When it gets nearer to the time of the birth of your baby, new dads want to know how they can be involved and support the mum-to-be. Here, we look at everything new dads need to know about statutory paternity leave, what it is, and all the extra info you need, such as paternity pay.
At bloss, we help you make the most of this life-changing time.
What is paternity leave?
Paternity leave is a special authorised absence from work in the early days following the birth of your baby. It’s not just there for new dads, but can actually be taken by the partner of the mother-to-be.
Paternity leave can be taken by an adopter or when a baby is born from surrogacy too. Here we use ‘new dads’ as shorthand, but really, it’s important to remember that paternity leave is there for the primary supporter of the mother, or the person who will be in the second parental role for the newborn.
Paternity leave is there for two main reasons: to bond with the little one and help with their care, and to support the new mother.
In the UK, there is statutory paternity leave. This is the legal entitlement for time off after the birth.
So, how does paternity leave work?
How much paternity leave are fathers entitled to in the UK?
First, let’s look at how long paternity leave is. New dads are entitled to up to two consecutive weeks of paternity leave. However, this does depend on how long you’ve been working for your employer and that you meet eligibility criteria. Rules are different for adopters.
Regardless of whether you have a newborn singleton or multiples, statutory paternity leave stays the same. In addition, new dads are entitled to time off for two antenatal appointments.

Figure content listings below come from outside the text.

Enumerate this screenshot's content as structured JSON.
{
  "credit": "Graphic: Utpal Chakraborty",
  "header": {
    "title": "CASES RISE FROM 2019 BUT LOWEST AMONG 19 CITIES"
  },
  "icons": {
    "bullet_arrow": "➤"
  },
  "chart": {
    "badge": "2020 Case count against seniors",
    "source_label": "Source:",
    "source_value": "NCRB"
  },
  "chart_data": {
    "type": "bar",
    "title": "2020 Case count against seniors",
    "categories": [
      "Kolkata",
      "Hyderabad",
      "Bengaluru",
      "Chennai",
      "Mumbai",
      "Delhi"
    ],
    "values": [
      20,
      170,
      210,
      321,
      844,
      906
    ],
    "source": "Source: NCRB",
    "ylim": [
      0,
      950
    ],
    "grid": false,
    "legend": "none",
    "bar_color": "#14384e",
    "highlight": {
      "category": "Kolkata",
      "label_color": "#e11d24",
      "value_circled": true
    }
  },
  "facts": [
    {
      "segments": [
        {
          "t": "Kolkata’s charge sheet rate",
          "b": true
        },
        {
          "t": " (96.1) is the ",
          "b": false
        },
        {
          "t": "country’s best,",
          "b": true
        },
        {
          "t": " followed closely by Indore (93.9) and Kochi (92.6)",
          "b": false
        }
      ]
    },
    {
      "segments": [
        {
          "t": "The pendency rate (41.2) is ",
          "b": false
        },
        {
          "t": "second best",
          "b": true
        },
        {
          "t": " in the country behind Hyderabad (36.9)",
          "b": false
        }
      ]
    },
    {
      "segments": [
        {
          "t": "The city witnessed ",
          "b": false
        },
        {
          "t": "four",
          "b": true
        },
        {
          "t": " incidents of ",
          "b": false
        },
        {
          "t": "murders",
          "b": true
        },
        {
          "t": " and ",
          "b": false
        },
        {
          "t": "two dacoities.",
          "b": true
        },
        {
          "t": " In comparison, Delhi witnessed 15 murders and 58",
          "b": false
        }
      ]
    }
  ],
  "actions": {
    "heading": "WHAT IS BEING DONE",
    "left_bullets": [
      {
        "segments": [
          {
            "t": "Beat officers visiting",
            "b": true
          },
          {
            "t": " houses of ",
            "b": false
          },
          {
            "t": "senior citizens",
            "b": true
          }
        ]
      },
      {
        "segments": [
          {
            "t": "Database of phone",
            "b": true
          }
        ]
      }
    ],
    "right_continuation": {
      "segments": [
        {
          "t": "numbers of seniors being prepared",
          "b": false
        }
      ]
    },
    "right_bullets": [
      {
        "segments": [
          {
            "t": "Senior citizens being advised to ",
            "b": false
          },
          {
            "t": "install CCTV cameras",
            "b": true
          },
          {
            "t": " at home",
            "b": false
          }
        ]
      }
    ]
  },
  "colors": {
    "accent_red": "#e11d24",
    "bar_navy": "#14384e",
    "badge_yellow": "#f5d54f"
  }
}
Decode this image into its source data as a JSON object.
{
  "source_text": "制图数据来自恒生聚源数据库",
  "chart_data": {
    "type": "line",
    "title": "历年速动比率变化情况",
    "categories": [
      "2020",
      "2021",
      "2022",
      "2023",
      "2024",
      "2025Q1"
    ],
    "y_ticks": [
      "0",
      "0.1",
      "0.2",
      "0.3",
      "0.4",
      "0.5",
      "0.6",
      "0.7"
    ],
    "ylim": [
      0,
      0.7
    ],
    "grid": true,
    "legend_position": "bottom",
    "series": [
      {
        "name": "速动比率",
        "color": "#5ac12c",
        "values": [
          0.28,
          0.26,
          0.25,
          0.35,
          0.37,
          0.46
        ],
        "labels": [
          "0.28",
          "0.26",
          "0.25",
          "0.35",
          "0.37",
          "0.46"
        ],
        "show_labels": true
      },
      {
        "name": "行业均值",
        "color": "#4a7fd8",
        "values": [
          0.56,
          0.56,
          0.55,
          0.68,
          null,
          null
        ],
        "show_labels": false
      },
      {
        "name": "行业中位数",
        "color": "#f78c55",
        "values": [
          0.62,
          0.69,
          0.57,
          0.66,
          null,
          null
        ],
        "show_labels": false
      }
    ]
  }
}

During statutory paternity leave, your employment rights are protected. This means that things like your holiday allowance will continue to accrue, and you cannot miss out on things like pay rises or promotions because of it.
As a new dad, you’re eligible for paternity leave as long as you’ve worked for your employer for 26 weeks by the end of the 15th week before the week your baby is due. That can sound quite complicated, so it’s always worth getting HR or your line manager to check your dates.
Many employers go beyond the basic rules for paternity leave, and also for paternity pay, so do check out your company’s specific policy to see if they offer enhanced benefits.
If you need more time off than paternity leave allows, you’ll need to look at other options including unpaid statutory parental leave (up to 18 weeks to be used by the time the child is 18) and Shared Parental Leave (up to 50 weeks and 37 weeks of pay between parents following the birth). If you’re unsure how you and your partner can best use your time off allowances and secure your careers, you may be interested in Parental Leave Coaching.
Is paternity leave paid?
Of course, while becoming a new dad is one of the most exciting times in a parent’s life, it can also be one of the most expensive times too. You’ll need to know if your paternity leave is paid.
By law, if you are eligible for statutory paternity leave, you’ll be entitled to paternity pay as long as you earn more than £123 per week. Statutory Paternity Pay (SPP) is paid by the government at a fixed rate or 90% of your average earnings (using whichever is lowest). In reality, paternity leave pay is usually well below your usual earnings. As such, you will need to budget to take this time off. Some employers, again, offer more.
Check your company’s paternity pay policy to see if they offer more than the statutory amounts. Paternity leave is paid by your employer and is subject to tax and National Insurance.
Can I get self-employed paternity leave?
Currently, there’s no UK equivalent of statutory paternity pay for those who are self-employed, unlike with maternity allowance. This also means that most contractors and agency workers aren’t entitled to paternity leave either.
If you are self-employed and soon to be a new dad, you’ll need to make your own arrangements to balance your income with any time off you have when your baby is born.
How can you take paternity leave?
Paternity leave is a standalone leave allowance. This means that it is in addition to any holiday allowance, or even parental leave. However, you have to take it as either one or two whole weeks. If you take two weeks, these must be consecutive.
You must notify your employer in plenty of time of your intention to take paternity leave and to claim SPP. You must do this at least 15 weeks before the baby is due. If you are adopting then this again is different, and you will need to tell your employer either 28 days before you want your paternity leave to start, or within seven days of the adoption agency telling you of the match.
When does paternity leave start?
You’re not allowed to start paternity leave before your baby is born. If you need time off to support the pregnant mother shortly before the birth, you’ll need to make other arrangements. For example, you may be able to use unpaid Emergency Leave if she is unwell and needs to be taken to hospital.
You can take paternity leave immediately after the birth, or at any point as such that it ends within 56 days of the birth. This is a little different if your baby is born premature. In this case, you must have completed your paternity leave within 56 days of the due date.
Who qualifies for paternity leave?
As stated at the beginning, it’s not just new biological dads who qualify for paternity leave. You’re also eligible if you are the child’s adopter or intended parent (in the case of surrogacy). If you are the baby’s mother’s partner, husband, or wife, you also qualify for paternity leave.